Technologies developed to allow pay-per-song downloads, while they may curb online music piracy and appear to be a win-win situation for the music industry and consumers alike, could also lead us down a path of increasingly restrictive technologies that would limit sharing of creative ideas and other content. But Lessig does believe wholeheartedly in protecting copyrighted works with current commercial value from blatant piracy. “If you steal my book I hope you hang,” he said.

Internet innovations are often initiated by outsiders, not the mainstream, Lessig said. Young people and non-Americans have contributed significantly to the Internet’s growth, and will likely continue to drive its evolution, he said. “The Internet invites innovation from outsiders.”

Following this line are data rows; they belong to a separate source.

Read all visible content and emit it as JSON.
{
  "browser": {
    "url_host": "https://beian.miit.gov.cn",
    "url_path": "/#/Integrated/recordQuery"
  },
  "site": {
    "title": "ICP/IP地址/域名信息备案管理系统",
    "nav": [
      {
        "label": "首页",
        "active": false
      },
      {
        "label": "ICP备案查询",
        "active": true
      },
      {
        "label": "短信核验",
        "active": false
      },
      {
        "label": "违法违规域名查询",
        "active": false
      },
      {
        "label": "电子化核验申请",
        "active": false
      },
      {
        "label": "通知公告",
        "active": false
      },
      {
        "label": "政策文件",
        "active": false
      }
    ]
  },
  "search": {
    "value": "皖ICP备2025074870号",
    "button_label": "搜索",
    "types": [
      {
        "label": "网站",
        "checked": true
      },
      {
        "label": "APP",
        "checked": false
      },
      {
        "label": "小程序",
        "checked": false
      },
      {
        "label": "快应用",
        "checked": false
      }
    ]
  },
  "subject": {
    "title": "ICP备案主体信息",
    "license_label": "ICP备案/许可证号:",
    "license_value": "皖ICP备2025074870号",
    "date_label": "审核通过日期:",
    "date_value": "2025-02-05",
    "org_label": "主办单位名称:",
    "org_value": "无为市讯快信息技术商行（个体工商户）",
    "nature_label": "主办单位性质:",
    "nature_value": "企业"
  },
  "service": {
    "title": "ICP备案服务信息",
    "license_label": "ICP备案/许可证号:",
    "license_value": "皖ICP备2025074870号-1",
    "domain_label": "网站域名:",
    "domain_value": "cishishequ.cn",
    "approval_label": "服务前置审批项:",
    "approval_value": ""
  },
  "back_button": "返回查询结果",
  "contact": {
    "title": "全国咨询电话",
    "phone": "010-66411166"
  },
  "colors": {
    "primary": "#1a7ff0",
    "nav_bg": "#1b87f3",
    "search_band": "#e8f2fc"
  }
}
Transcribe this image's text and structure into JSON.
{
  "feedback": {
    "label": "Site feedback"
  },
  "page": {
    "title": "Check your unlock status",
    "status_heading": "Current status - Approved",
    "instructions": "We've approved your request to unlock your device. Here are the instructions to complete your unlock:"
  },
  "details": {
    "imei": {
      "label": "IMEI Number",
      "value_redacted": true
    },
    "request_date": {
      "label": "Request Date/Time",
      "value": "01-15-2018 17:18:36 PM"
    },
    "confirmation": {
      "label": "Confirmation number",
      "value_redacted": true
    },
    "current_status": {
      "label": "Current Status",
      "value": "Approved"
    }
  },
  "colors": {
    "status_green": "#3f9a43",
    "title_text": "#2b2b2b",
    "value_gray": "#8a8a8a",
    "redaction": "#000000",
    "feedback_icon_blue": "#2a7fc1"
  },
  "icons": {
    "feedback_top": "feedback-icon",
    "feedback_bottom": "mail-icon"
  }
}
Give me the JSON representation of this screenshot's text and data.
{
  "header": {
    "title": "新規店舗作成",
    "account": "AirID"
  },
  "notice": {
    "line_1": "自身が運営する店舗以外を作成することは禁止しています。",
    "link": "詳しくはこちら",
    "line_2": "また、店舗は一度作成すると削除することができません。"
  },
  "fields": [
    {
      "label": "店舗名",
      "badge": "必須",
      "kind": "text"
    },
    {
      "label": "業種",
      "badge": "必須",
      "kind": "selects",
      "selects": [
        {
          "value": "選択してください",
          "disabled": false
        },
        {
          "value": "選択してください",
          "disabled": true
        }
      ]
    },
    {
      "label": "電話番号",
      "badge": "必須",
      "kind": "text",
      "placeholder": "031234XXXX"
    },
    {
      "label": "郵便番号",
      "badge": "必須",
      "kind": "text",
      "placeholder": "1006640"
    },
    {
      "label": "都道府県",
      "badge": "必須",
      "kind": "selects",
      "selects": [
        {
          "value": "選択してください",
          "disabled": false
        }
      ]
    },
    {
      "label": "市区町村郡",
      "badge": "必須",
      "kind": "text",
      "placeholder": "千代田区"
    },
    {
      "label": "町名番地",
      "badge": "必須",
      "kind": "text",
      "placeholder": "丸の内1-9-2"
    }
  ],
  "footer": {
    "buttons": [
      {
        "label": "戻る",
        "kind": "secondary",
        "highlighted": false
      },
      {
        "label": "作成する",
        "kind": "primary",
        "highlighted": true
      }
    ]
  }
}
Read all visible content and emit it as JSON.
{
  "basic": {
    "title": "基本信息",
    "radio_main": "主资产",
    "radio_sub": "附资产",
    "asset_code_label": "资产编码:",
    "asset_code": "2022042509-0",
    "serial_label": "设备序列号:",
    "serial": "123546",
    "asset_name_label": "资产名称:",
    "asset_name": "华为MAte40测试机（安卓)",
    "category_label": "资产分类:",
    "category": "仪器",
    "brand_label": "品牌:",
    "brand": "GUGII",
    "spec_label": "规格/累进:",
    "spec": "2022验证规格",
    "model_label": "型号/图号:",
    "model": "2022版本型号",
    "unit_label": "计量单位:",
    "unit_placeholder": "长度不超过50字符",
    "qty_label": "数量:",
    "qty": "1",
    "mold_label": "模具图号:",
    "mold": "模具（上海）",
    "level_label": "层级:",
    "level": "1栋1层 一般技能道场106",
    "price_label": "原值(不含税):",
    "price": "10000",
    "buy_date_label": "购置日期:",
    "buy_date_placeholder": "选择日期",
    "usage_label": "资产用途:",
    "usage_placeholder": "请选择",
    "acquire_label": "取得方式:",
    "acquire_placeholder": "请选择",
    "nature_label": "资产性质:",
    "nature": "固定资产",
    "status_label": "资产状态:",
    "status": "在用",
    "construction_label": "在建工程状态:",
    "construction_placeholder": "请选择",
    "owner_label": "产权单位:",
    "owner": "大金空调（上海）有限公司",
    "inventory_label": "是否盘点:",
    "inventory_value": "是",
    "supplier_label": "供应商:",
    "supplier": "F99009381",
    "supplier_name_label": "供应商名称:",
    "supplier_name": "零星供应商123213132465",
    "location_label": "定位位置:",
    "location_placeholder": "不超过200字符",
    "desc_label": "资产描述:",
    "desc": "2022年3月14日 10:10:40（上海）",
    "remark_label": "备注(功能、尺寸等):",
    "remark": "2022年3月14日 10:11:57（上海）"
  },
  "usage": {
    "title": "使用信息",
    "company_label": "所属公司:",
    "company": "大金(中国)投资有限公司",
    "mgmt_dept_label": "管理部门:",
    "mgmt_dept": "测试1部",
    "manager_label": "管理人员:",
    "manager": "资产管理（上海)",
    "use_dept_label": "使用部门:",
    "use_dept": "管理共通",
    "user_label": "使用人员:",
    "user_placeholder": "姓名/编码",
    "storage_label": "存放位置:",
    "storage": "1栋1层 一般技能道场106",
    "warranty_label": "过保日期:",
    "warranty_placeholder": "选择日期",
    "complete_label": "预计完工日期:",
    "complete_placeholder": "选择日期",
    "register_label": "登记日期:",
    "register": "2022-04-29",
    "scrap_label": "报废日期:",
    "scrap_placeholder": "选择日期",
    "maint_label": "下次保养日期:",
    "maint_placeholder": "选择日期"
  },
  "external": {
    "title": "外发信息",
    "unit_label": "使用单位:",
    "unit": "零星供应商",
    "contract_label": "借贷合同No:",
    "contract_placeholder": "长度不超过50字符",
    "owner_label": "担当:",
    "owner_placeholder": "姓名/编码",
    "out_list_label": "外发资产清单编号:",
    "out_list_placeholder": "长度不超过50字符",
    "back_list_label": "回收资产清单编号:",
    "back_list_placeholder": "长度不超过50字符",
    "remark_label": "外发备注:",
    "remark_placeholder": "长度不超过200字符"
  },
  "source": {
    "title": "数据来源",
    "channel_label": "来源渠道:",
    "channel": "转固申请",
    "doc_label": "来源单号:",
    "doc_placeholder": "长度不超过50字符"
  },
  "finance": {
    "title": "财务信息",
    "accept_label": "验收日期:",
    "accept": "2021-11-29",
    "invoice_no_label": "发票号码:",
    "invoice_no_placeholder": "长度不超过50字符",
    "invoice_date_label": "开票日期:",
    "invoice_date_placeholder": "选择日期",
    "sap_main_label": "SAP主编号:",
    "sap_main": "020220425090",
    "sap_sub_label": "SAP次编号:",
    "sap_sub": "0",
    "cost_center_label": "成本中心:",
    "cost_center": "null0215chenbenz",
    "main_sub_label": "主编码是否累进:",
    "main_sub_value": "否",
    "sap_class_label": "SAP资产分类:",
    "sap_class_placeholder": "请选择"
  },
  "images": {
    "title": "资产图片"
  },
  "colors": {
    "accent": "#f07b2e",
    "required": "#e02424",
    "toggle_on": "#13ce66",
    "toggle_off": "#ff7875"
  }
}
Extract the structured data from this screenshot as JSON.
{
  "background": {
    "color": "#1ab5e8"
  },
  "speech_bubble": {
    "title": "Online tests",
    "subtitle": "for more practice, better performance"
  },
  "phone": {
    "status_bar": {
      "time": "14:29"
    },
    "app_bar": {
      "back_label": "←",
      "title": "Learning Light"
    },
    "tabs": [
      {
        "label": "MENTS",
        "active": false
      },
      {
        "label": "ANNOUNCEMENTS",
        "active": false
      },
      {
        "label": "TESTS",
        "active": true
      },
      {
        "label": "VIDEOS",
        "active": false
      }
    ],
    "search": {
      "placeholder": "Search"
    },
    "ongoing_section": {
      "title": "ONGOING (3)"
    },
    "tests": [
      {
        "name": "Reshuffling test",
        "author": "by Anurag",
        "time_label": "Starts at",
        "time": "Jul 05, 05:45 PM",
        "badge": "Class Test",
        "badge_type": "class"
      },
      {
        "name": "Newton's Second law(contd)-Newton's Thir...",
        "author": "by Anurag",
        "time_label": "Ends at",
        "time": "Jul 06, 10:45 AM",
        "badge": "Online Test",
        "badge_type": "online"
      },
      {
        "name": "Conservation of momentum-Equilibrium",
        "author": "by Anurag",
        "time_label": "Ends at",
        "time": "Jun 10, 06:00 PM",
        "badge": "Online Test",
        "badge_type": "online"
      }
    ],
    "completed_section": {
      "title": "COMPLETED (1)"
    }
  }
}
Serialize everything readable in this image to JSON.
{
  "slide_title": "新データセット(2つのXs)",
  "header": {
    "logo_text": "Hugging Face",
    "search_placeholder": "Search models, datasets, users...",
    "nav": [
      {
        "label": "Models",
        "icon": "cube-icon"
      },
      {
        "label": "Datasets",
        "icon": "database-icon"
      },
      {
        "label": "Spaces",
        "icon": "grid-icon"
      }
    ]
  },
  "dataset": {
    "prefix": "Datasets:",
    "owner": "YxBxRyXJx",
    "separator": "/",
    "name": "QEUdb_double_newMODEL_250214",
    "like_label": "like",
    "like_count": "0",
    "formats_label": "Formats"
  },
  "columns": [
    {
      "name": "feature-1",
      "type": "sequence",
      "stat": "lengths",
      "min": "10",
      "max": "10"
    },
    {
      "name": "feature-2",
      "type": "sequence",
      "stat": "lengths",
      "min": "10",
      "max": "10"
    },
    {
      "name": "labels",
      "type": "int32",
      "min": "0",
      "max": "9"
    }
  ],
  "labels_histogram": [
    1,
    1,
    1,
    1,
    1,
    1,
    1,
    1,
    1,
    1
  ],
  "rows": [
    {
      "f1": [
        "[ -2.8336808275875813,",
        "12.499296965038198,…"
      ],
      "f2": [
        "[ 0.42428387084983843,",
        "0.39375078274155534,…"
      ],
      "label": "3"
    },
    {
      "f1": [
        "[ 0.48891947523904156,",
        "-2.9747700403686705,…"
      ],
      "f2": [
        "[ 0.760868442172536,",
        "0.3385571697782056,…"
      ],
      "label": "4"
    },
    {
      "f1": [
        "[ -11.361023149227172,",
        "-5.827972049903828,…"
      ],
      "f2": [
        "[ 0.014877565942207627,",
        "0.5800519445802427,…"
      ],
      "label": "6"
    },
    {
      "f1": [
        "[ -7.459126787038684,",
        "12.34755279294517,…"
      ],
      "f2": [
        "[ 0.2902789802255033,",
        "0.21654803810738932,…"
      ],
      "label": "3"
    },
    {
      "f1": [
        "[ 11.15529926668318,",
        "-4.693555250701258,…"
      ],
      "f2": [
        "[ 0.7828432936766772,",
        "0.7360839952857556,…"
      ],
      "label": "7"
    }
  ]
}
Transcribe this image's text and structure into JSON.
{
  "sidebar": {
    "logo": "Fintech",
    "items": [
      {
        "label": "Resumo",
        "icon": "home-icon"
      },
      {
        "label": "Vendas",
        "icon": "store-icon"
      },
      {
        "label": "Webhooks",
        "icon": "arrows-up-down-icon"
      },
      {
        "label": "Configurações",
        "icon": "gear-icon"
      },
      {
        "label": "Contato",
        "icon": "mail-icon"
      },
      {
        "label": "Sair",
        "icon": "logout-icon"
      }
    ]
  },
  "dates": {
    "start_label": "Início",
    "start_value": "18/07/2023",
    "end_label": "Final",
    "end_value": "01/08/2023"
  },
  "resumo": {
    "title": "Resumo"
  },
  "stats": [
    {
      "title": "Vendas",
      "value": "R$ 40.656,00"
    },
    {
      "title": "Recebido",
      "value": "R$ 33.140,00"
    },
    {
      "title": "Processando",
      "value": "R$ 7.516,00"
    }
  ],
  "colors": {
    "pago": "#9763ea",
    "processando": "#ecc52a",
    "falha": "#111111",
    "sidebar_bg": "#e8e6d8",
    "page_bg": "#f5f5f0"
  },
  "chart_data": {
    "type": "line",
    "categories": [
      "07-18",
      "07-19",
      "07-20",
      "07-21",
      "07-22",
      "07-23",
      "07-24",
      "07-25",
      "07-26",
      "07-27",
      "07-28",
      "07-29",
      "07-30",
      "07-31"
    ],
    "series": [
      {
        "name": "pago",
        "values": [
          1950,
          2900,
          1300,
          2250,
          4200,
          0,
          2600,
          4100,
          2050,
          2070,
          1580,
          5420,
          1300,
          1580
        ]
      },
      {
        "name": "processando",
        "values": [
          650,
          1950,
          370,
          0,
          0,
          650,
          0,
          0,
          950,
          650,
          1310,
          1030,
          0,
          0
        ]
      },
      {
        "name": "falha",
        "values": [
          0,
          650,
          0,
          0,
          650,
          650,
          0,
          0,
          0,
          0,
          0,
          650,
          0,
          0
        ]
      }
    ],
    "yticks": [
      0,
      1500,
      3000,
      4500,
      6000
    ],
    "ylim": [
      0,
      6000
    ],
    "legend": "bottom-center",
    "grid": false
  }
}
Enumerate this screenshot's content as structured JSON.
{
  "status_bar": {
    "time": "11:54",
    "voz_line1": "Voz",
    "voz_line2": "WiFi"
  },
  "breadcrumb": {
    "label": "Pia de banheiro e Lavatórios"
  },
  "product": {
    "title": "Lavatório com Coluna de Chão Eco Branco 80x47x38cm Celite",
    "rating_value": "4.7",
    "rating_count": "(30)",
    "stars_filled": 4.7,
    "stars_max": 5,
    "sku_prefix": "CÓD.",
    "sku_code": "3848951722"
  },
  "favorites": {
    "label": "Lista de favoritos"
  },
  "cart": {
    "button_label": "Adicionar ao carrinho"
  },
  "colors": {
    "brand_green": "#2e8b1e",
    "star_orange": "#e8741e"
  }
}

Lessig said he has a pessimistic view of whether the powerful Hollywood lobby, Congress and other forces will loosen the grip on copyright law to promote more free expression. It goes back to Machiavellian thinking, he said – “innovation makes enemies of all those who prospered under the old regime.” Innovation is inevitable, though, he also said. And innovation often changes the world without the benefit of institutionalized support, though he said that sometimes it does need protection to grow and prosper.

“The entities able to stop the future have a particular characteristic,” he said. “They are a monopoly, or they’ve got movie stars.”

Lessig teaches law at Stanford Law School. His books include “Free Culture” and “The Future of Ideas.”